Types of systematic error:

**Offset Error**: occurs when the instrument is not reset to zero before weighing items. For instance, a kitchen scale has a “tare” button that zeros the scale and container prior to adding contents. This ensures the weight of the container is not included in the readings. If the tare is not set correctly, all readings will have offset error.**Scale Factor Errors:**occurs when measurements are consistently proportional to the true value. For example, a stretched measuring tape that is 101% of its original size will consistently yield results that are 101% of the true value.

Detecting and preventing systematic error can be challenging. To avoid these errors, it is important to understand the limitations of your equipment and have a clear understanding of how the experiment works. This will help identify areas that may be susceptible to systematic errors.

## 8. True Error

**True error **is the difference between the true value of a quantity and the observed measurement [4].
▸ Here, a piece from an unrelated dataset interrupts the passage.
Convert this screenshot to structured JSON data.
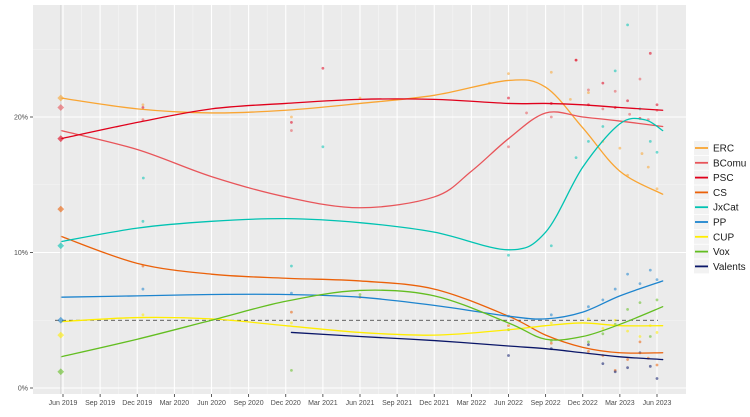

In hypothesis testing, true error is the accuracy of a hypothesis. It describes the error rate of a hypothesis across an unknown distribution of examples (i.e., the distribution of examples that the hypothesis will be applied to is not known in advance). It represents the probability of a single randomly selected example being misclassified [5].

## 9. Type I, II, III and IV Errors in statistics

Type I, II, III, and IV errors in statistics are all possible in hypothesis testing. They refer to the possibility of making an incorrect decision about supporting or rejecting the null hypothesis.

**Type I error**refers to the erroneous rejection of a true null hypothesis.**Type II error**occurs when a false null hypothesis is not rejected.**Type III error**occurs when the null hypothesis is correctly rejected but for the wrong reason.**Type IV errors**happen when the null hypothesis is correctly rejected, but the interpretation of the results is flawed [6]. Common reasons for Type IV errors include aggregation bias (assuming that what holds true for a group applies to individuals) and conducting inappropriate tests for the data. Collinearity among predictors can also contribute to Type IV errors.

## References

- Bettig, B. Modeling Errors and Accuracy.
- Numerical Errors.
- Johari, R. MS&E 226: Fundamentals of Data Science Lecture 5: In-sample estimation of prediction error
- Muth, J. (2006). Basic Statistics and Pharmaceutical Statistical Applications, Second Edition (Pharmacy Education Series). Chapman and Hall/CRC.
- Mitchell, T. (1997). Machine Learning. 1st edition. McGraw-Hill.
- Ottenbacher KJ. Statistical conclusion validity and type IV errors in rehabilitation research. Arch Phys Med Rehabil. 1992 Feb;73(2):121-5. PMID: 1543405.